Mozilla avance sur la gestion de l’identité dans le navigateur, et c’est une bonne chose. Malheureusement je crains qu’ils ne se fourvoient, et ça c’est beaucoup moins bien.
Avant d’en lire ma critique je vous propose de lire l’aperçu initial de Clochix. Bien rédigé, il vous permettra de vous faire une première idée avant que je vous embrouille la tête.
Complexité
Si je résume, pour le serveur email le système se repose sur la création de clefs de chiffrement spécifiques à chaque utilisateur, leur entrepôt et leur gestion, sur un nouveau protocole (qui ne m’a pas semblé décrit dans les spécifications) pour échanger une signature avec le navigateur, et sur le système de découverte WebFinger pour publier la clef publique vis à vis du site qui souhaite authentifier.
Il faudra aussi que le prestataire email mette en place un mécanisme pour révoquer les signatures / autorisations données aux navigateurs afin qu’on ne donne pas un chèque en blanc illimité et qu’on puisse casser une autorisation qui a été divulguée publiquement.
Pour le site qui souhaite authentifier il faut implémenter une API javascript simple avec le navigateur, la découverte et la délégation WebFinger, et la partie algorithmique pour vérifier la signature fournie par le navigateur.
Parce qu’au départ aucun prestataire ne supporte le système, il faut aussi implémenter le système de découverte vers le tiers de confiance Mozilla, via une API que je n’ai pas vu décrite.

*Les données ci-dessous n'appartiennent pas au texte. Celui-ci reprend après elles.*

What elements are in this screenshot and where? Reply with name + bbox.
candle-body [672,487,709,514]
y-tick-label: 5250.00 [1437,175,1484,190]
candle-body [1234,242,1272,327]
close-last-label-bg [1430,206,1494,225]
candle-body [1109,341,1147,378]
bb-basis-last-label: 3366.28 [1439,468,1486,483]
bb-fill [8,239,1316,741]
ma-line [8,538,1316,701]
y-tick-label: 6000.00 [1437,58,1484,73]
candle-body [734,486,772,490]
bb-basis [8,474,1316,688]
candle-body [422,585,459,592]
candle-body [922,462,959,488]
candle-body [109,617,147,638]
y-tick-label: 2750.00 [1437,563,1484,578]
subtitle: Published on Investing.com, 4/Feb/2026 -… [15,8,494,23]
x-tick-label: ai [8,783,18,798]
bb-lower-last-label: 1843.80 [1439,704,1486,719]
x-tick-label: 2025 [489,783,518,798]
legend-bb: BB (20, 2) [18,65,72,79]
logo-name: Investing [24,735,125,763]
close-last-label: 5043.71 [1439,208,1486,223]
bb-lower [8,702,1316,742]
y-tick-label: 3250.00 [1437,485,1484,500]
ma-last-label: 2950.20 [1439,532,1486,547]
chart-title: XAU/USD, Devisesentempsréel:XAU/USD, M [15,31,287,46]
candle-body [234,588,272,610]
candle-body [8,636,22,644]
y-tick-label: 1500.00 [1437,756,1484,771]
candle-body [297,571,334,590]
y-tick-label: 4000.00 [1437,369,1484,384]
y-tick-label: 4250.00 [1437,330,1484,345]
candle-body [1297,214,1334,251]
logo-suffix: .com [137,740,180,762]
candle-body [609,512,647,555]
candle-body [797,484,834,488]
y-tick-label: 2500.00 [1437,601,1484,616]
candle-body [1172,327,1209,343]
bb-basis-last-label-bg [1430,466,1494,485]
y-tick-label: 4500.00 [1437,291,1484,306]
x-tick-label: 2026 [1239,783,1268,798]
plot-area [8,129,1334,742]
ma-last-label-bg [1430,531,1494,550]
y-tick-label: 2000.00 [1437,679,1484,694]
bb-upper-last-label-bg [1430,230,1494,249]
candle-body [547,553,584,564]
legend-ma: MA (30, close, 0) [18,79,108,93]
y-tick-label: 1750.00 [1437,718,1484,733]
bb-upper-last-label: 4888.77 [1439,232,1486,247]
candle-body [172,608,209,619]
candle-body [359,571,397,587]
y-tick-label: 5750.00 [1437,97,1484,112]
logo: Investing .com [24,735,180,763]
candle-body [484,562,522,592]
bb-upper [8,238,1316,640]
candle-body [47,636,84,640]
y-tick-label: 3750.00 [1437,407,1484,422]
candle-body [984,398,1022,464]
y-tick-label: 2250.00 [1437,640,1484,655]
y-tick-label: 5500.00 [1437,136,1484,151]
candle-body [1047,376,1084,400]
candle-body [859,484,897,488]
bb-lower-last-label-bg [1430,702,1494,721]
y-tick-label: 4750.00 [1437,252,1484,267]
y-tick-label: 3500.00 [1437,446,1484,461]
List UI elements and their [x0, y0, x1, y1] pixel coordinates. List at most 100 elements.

Pour gérer les navigateurs qui n’ont pas encore le mécanisme, il faut aussi implémenter une alternative similaire à OpenID qui se base sur des redirections http, des jetons et une authentification standard (le tout n’étant pas décrit dans ce que j’ai pu lire lors de mes recherches).
Que celui qui ose me dire que tout ça est simple se dénonce. Pourtant c’est l’argument présenté initialement. À côté, OpenID qui est jugé complexe par certain, fait presque rêver.
Not invented here
La solution met en avant un argument de simplicité par rapport à OpenID mais j’y vois bien plus un syndrome « not invented here » et une réinvention de la roue.

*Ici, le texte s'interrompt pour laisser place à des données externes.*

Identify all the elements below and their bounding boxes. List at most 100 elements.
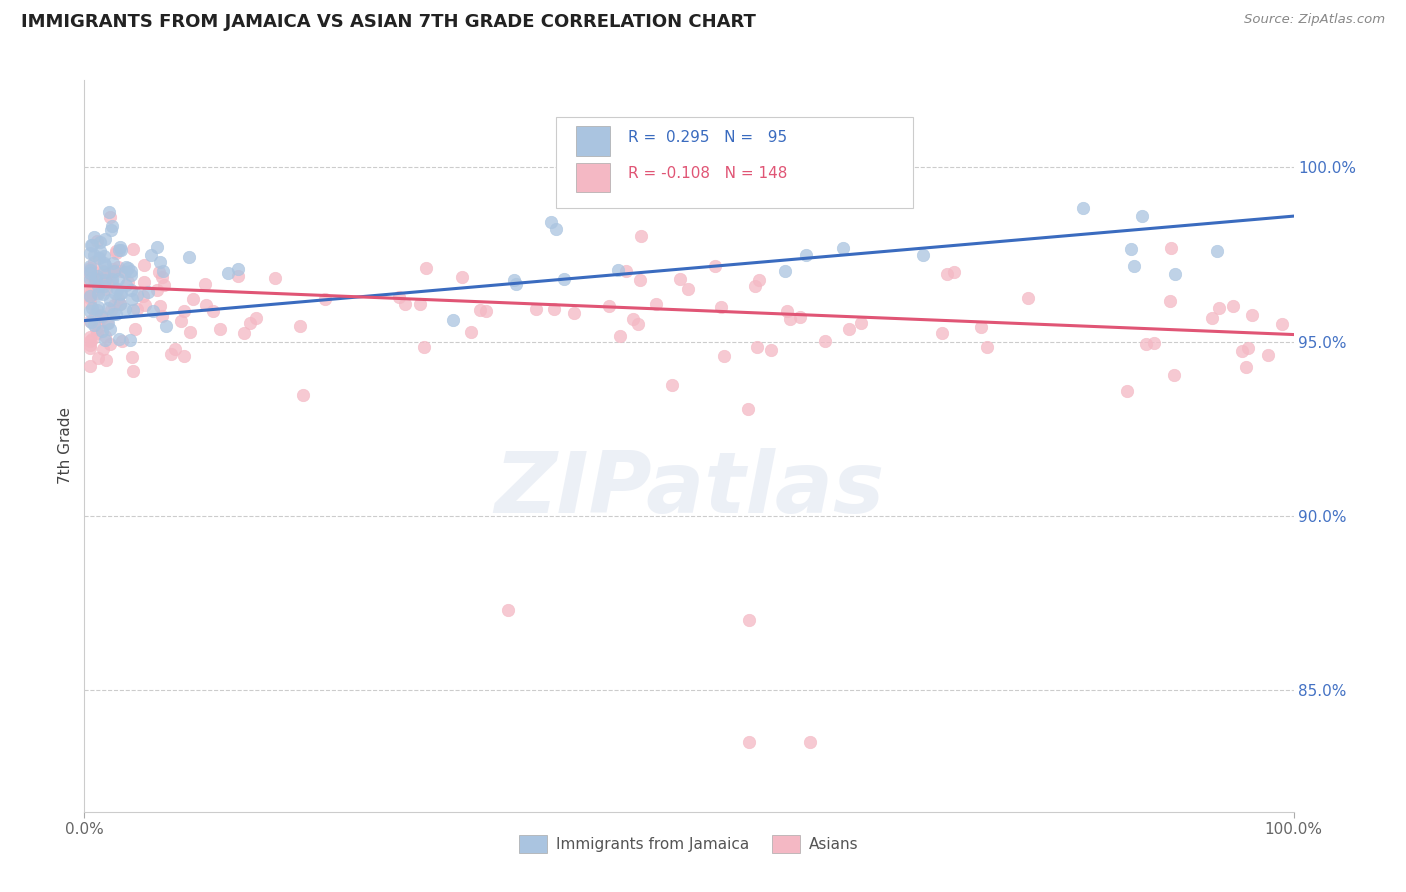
Point (120, 333, 142, 347)
Point (79, 261, 101, 276)
Point (1159, 293, 1181, 308)
Point (82, 265, 104, 279)
Point (108, 296, 131, 310)
Point (134, 258, 156, 272)
Point (131, 289, 153, 303)
Point (1017, 291, 1039, 305)
Point (776, 304, 799, 318)
Point (105, 244, 128, 259)
Point (152, 263, 174, 277)
Point (737, 401, 759, 416)
Point (86, 326, 108, 340)
Point (98, 205, 121, 219)
Point (851, 316, 873, 330)
Point (134, 298, 156, 312)
Point (970, 320, 993, 334)
Point (87, 251, 110, 265)
Point (89, 235, 111, 249)
Point (115, 277, 138, 292)
Point (86, 269, 108, 284)
Point (838, 322, 860, 336)
Point (125, 302, 148, 317)
Point (94, 352, 117, 367)
Point (245, 310, 267, 325)
Point (103, 307, 125, 321)
Point (160, 346, 183, 360)
Point (96, 316, 118, 330)
Point (1208, 301, 1230, 316)
Point (621, 312, 644, 326)
Point (598, 299, 620, 313)
Point (543, 302, 565, 317)
Point (291, 388, 314, 402)
Point (460, 325, 482, 339)
Point (177, 250, 200, 264)
Point (408, 297, 430, 311)
Point (441, 313, 464, 327)
Point (89, 244, 111, 259)
Point (121, 350, 143, 364)
Point (79, 263, 101, 277)
Point (149, 254, 172, 268)
Point (94, 232, 117, 246)
Point (524, 302, 547, 317)
Point (96, 267, 118, 281)
Point (94, 282, 117, 296)
Point (1160, 241, 1182, 255)
Point (108, 296, 131, 310)
Point (121, 242, 143, 256)
Text: IMMIGRANTS FROM JAMAICA VS ASIAN 7TH GRADE CORRELATION CHART: IMMIGRANTS FROM JAMAICA VS ASIAN 7TH GRA… (21, 13, 756, 31)
Point (79, 268, 101, 282)
Point (93, 279, 115, 293)
Point (103, 263, 125, 277)
Point (105, 282, 128, 296)
Point (627, 317, 650, 331)
Point (111, 334, 134, 348)
Point (121, 293, 143, 307)
Point (748, 273, 770, 287)
Point (153, 277, 176, 292)
Point (83, 318, 105, 333)
Point (226, 262, 249, 277)
Point (79, 238, 101, 252)
Point (110, 264, 132, 278)
Point (80, 315, 103, 329)
Point (120, 283, 142, 297)
Point (107, 332, 129, 346)
Point (79, 266, 101, 280)
Point (738, 735, 761, 749)
Point (779, 311, 801, 326)
Point (98, 322, 121, 336)
Legend: Immigrants from Jamaica, Asians: Immigrants from Jamaica, Asians (513, 829, 865, 859)
Point (1071, 202, 1094, 216)
Point (79, 289, 101, 303)
Point (146, 283, 169, 297)
Point (103, 264, 125, 278)
Point (107, 260, 129, 274)
Point (738, 613, 761, 627)
Point (86, 234, 108, 248)
Point (79, 313, 101, 327)
Point (120, 268, 142, 283)
Point (79, 264, 101, 278)
Point (149, 299, 172, 313)
Point (96, 276, 118, 290)
Point (117, 275, 139, 289)
Point (122, 303, 145, 318)
Point (101, 272, 124, 286)
Point (1119, 242, 1142, 256)
Point (97, 301, 120, 315)
Point (155, 318, 177, 333)
Point (87, 351, 110, 365)
Point (93, 250, 115, 264)
Point (415, 260, 437, 275)
Point (93, 264, 115, 278)
Point (105, 307, 128, 321)
Point (1163, 368, 1185, 382)
Point (201, 304, 224, 318)
Point (148, 265, 170, 279)
Point (93, 256, 115, 270)
Point (394, 297, 416, 311)
Point (150, 309, 173, 323)
Point (194, 277, 217, 291)
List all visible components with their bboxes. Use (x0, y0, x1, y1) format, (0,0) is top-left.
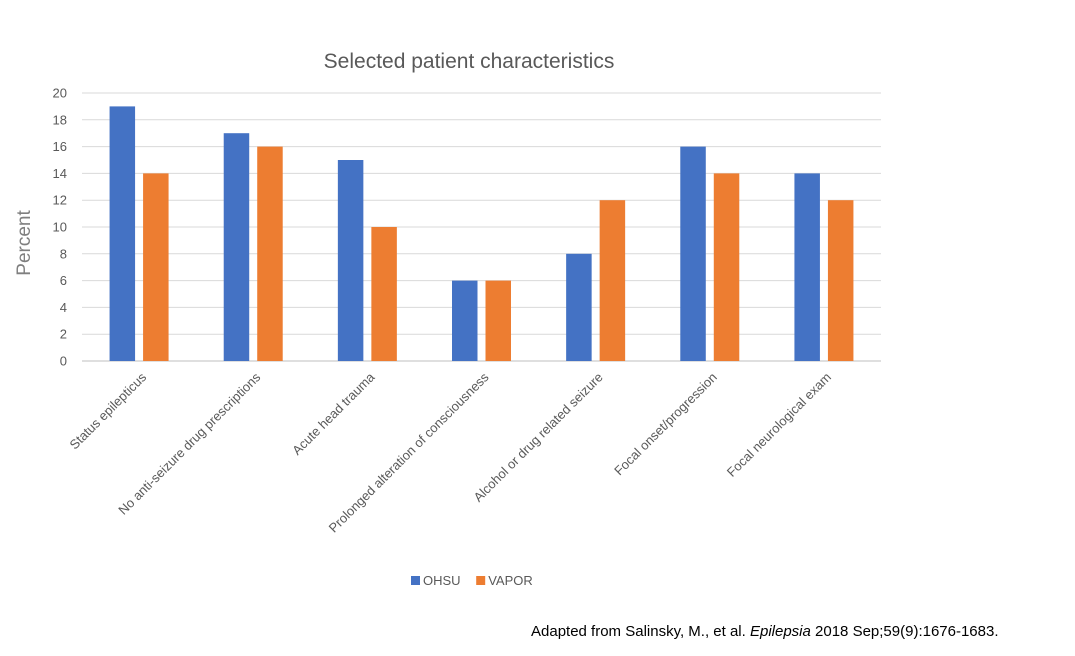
legend: OHSU VAPOR (411, 573, 533, 588)
bar-vapor-2 (257, 146, 283, 361)
y-tick-label: 0 (60, 354, 67, 369)
y-tick-label: 14 (53, 166, 67, 181)
bar-vapor-5 (599, 200, 626, 361)
legend-label: VAPOR (488, 573, 533, 588)
bar-ohsu-4 (452, 280, 478, 361)
source-caption: Adapted from Salinsky, M., et al. Epilep… (531, 623, 999, 640)
bar-vapor-1 (143, 173, 169, 361)
x-tick-label: Focal onset/progression (611, 370, 720, 479)
y-tick-label: 6 (60, 273, 67, 288)
bar-vapor-4 (485, 280, 511, 361)
y-tick-label: 16 (53, 139, 67, 154)
y-tick-label: 4 (60, 300, 67, 315)
bar-vapor-7 (827, 200, 854, 361)
y-tick-label: 12 (53, 193, 67, 208)
legend-swatch (476, 576, 486, 585)
bar-ohsu-2 (223, 133, 250, 361)
y-axis-ticks: 0 2 4 6 8 10 12 14 16 18 20 (53, 86, 67, 369)
x-tick-label: Status epilepticus (67, 369, 150, 452)
y-tick-label: 10 (53, 220, 67, 235)
bar-vapor-6 (713, 173, 740, 361)
gridlines (82, 92, 881, 362)
chart-title: Selected patient characteristics (324, 50, 615, 73)
bar-chart: Selected patient characteristics Percent… (14, 50, 881, 588)
bar-ohsu-5 (566, 253, 592, 361)
y-tick-label: 18 (53, 112, 67, 127)
caption-prefix: Adapted from Salinsky, M., et al. (531, 623, 750, 640)
y-axis-label: Percent (14, 210, 35, 276)
x-tick-label: Acute head trauma (289, 369, 378, 458)
legend-swatch (411, 576, 420, 585)
bar-ohsu-7 (794, 173, 820, 361)
x-tick-label: Focal neurological exam (724, 370, 834, 480)
bar-ohsu-1 (109, 106, 136, 362)
x-tick-label: Alcohol or drug related seizure (470, 370, 605, 505)
bar-ohsu-3 (337, 160, 364, 361)
y-tick-label: 20 (53, 86, 67, 101)
y-tick-label: 8 (60, 246, 67, 261)
y-tick-label: 2 (60, 327, 67, 342)
caption-journal: Epilepsia (749, 623, 811, 640)
bar-ohsu-6 (680, 146, 706, 361)
bar-vapor-3 (371, 227, 397, 361)
caption-suffix: 2018 Sep;59(9):1676-1683. (810, 623, 999, 640)
legend-label: OHSU (423, 573, 461, 588)
bars (109, 106, 854, 362)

Au final l’alternative pour ceux qui n’ont pas Firefox ressemble bien à OpenID. On ne fait qu’y ajouter WebFinger. C’est une bonne idée mais il n’y avait pas besoin de recréer la roue pour ça : La liaison entre WebFinger et OpenID existe déjà.
Le tiers de confiance ? quitte à utiliser des tiers de confiance sur des certificats cryptographiques, on a déjà des certificats X.509 qui certifient l’identité par l’adresse email et qui se basent sur des tiers de confiance. Ces tiers de confiance on en a la liste dans tous les navigateurs et même si ça reste centralisé, ça l’est moins que de réinventer une liste de tiers de confiance « Mozilla ».
Le push d’une authentification avec éventuellement une interface navigateur pour ne pas avoir plein d’aller-retours et un mauvais workflow utilisateur ? j’ai déjà WebID, qui a le bon gout de pouvoir simplement s’interfacer avec WebFinger et ne pas nécessiter un support aussi important du gestionnaire d’identité.
Je ne dis pas que toute cette pile de technos est simple. Elle ne l’est pas, et elle est en bonne partie toujours en conception. Mais en même temps la proposition de Mozilla aussi est complexe et toujours en gestation.
Plutôt que de réinventer la roue, faire une extension qui embarque OpenID dans le navigateur on l’espère depuis longtemps et ça résoudrait une grosse partie du problème.
Mieux, juste améliorer les interfaces qui permettent de gérer les certificats clients dans le navigateur permettrait d’implémenter WebID maintenant, tout de suite. Ça demanderait beaucoup moins de travail à tout le monde, que ce soit côté navigateur, côté gestionnaire d’identité ou côté consommateur d’identité. C’est là que j’attendais Mozilla.
Pour ne rien gâcher il y a une standardisation W3C sur le sujet et la brique qui manque c’est vraiment l’interface navigateur. Se baser sur les travaux de standardisation en cours, ou y pointer dès maintenant ce qui pose problème plutôt que de faire son truc dans son coin, c’est aussi ça parler d’ouverture.
Tiers de confiance
Mais ce qui m’agace le plus c’est ce dont je parlais il y a peu : le web ouvert recule.
Le mécanisme choisit sera difficile à faire implémenter dans beaucoup d’organisations. Dans le meilleur des cas la progression sera lente. Mozilla a donc eu la bonne idée d’implémenter un mécanisme temporaire qui permette de passer par un tiers : le tiers de confiance.
Sauf que comme on le pointe avec pertinence, le système ne fonctionne que si on n’accepte pas n’importe qui comme tiers de confiance, que si la liste est réduite. À court terme le tiers de confiance est quasi obligatoire, donc tout le monde peut et doit se reposer dessus.
Vu le confort d’avoir un tiers de confiance vis à vis la complexité d’aller chercher la clef publique via WebFinger, autant dire que la plupart risquent de se contenter du tiers de confiance. On vient de réinventer le centralisé avec un saupoudrage de décentralisé dont il est évident qu’il ne sera que mineur pendant des années, si ce n’est plus.
La notion de tiers de confiance est un drapeau rouge qui doit immédiatement indiquer qu’on part dans la mauvaise direction. Il aurait fallu une solution décentralisée dès le départ, ou un réseau de confiance, ou un système de délégation, ou d’autres systèmes, mais ne pas encourager le démarrage en centralisé. Il est illusoire de croire qu’on en sortira.
OK, je vais aller plus loin, j’essaierai de passer du temps pour montrer quelles interfaces il manque et où Mozilla peut agir pour s’interface avec ce qui existe, mais il y a déjà un très bon aperçu au W3C. Bref, je vais tenter de décrire la voie qui selon moi serait à suivre histoire d’être aussi constructif.